Endoscopic treatment appears to be effective in 56% of patients with post-LSG stenosis. Only one session of achalasia balloon dilatation is necessary in 73% of successful cases. Pneumatic balloon dilatation seems to be a safe procedure in this patient population. Surgical revision into a LRYGB offers good outcomes in patients that have failed three consecutive endoscopic treatments.

摘要

背景

腹腔镜袖状胃切除术(LSG)是目前全球最流行的减重手术。
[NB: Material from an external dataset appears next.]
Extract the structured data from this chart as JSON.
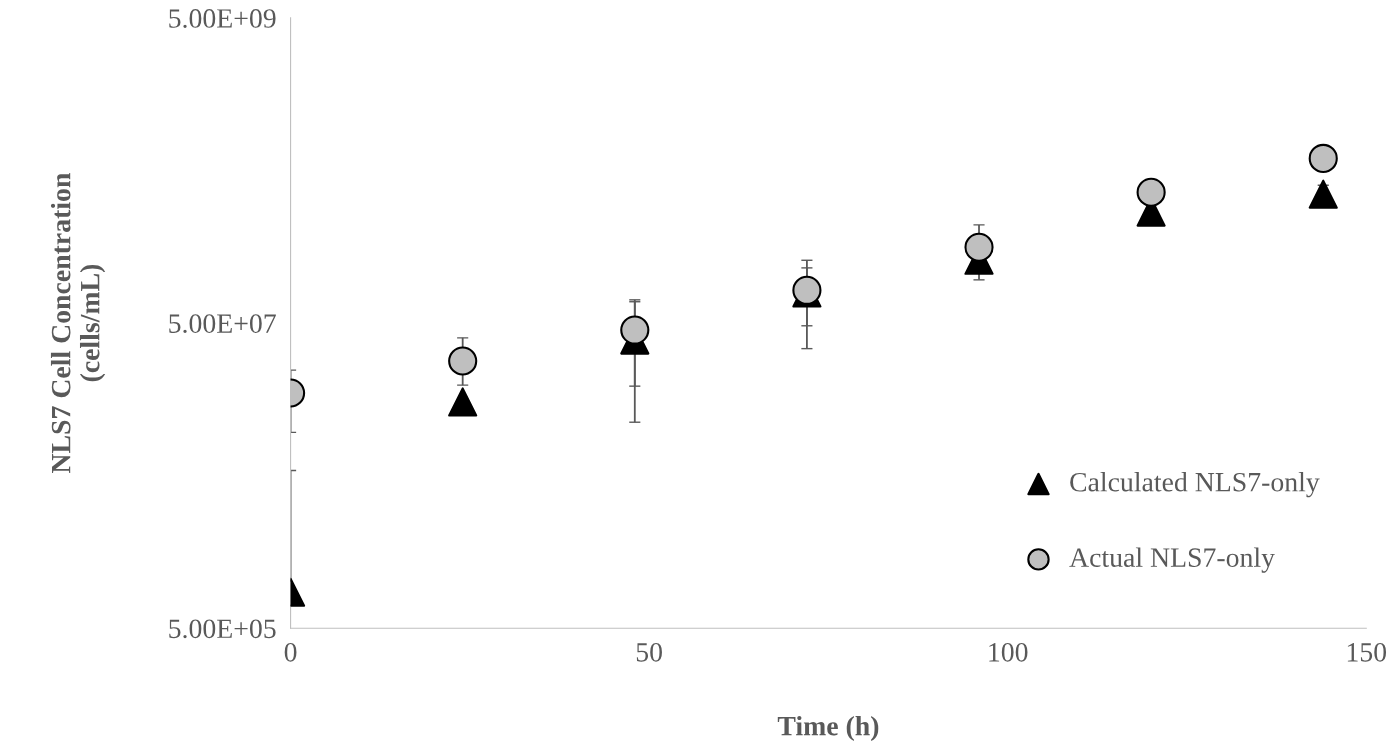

胃袖状狭窄是最常见的术后并发症,其发生率高达 3.9%。目前的治疗选择包括内镜治疗,如扩张和支架置入,以及手术修正,如腹腔镜 Roux-en-Y 胃旁路术(LRYGB)、楔形胃切除术或浆膜切开术。

方法

我们对 2014 年 1 月至 2017 年 2 月间前瞻性收集的治疗性内镜数据库进行了回顾性分析。我们纳入了所有 LSG 后出现轴向偏离或狭窄的病例,并进行了内镜治疗。同时伴有袖套漏的患者被排除在外。当需要时,内镜治疗在全身麻醉和透视辅助下进行。对难治性病例,我们进行了 CRE 球囊、贲门失弛缓症球囊(30-40mm)和全覆膜支架置入的序贯治疗。

结果

共进行了 1332 例 LSG。总体而言,27/1332 例(2%)患者发生胃狭窄。所有患者均出现角切迹处的轴向偏离,26%患者同时伴有近端狭窄。56%(15/27)的患者内镜治疗成功,73%的成功患者仅进行了一次扩张。所有成功的病例均进行了最多 3 次干预。失败的病例(44%)接受了 LRYGB。原发手术与狭窄诊断之间的平均时间为 10.3 个月。内镜治疗后的平均随访时间为 11.5 个月。唯一记录到的并发症是支架移位(3.7%)。

结论

内镜治疗在 LSG 后狭窄的患者中似乎有效,73%的成功病例仅需进行一次贲门失弛缓症球囊扩张。在这一患者人群中,气动球囊扩张似乎是一种安全的方法。对于连续 3 次内镜治疗失败的患者,手术修正为 LRYGB 可获得良好的结果。